A disability campaigner from 14, Miro was Chair of the Whizz Kidz Youth Board at 17. He won a UK Millennium Award and worked with Sony PlayStation Europe to develop a computer game promoting disability equality.
Subsequently, he moved into policy and research, becoming one of the youngest UK Government policy advisers, aged 17. Miro was part of the UK delegation at the Signing Ceremony for the United Nations Convention on the Rights of Persons with Disabilities, 2007.
Miro is based at the University of Leeds. He is the Deputy Director of the Centre for Disability Studies, an internationally renowned research centre dedicated to understanding how political, economic, social, and cultural contexts affect disabled people’s life chances.
He is an executive and managing editor of two international journals in Disability Studies, a mentor at the Council for At-Risk Academics, and a project adviser on programmes about archives and history, welfare and social security, counterterrorism, and disability advocacy.
Miro’s academic profile has led to policy positions across Europe.

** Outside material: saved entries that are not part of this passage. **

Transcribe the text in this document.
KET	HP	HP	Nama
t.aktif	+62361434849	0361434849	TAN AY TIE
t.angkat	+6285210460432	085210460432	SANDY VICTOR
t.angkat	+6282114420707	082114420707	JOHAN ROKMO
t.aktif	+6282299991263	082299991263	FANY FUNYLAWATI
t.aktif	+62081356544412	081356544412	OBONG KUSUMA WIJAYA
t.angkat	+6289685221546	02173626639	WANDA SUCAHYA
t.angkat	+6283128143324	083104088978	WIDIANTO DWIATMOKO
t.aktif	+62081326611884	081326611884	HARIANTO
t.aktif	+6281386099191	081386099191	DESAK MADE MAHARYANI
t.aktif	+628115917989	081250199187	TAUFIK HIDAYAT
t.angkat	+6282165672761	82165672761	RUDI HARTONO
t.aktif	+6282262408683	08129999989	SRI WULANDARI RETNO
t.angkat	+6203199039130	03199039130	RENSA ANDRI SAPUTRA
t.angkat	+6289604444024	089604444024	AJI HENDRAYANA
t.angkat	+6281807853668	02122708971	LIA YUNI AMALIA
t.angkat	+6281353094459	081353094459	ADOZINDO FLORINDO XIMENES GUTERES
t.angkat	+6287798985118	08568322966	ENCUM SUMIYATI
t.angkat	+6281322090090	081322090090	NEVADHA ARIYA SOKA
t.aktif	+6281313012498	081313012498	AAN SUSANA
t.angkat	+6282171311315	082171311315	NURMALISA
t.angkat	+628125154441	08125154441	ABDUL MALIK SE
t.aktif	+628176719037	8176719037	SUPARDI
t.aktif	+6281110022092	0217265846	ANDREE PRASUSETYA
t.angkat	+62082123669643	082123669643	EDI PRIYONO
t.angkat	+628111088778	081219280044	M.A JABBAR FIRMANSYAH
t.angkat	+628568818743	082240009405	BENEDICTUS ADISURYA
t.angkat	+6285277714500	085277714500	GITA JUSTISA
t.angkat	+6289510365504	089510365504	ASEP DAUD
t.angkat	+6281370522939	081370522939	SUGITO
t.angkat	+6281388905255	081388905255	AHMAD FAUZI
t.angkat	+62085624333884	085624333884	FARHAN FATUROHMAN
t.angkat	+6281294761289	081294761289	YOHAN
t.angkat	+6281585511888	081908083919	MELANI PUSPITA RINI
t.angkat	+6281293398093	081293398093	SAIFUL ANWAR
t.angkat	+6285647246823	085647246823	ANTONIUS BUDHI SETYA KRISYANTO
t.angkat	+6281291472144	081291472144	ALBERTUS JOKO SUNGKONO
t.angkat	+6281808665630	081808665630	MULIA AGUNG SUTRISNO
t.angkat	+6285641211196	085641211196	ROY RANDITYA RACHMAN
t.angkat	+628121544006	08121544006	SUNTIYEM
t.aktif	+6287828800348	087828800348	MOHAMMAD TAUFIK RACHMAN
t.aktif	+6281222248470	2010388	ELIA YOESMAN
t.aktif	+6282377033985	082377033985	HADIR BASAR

He is an adviser to the Liverpool City Region on fairness and social justice, UK Government on personalisation of health and social care agendas, European Commission on disability hate crime and self-directed support provision, and British Council on inclusivity approaches.
He is a former Disability Advisory Committee member at the UK Equality and Human Rights Commission, and a founding member of the European Network on Independent Living Youth Network.
His pioneering work has been recognised in the Birthday Honours (MBE, 2014), by the Royal Society of Arts (Invited Fellow, 2017), and the International Sociological Association (Sociologist of the Month, September 2022).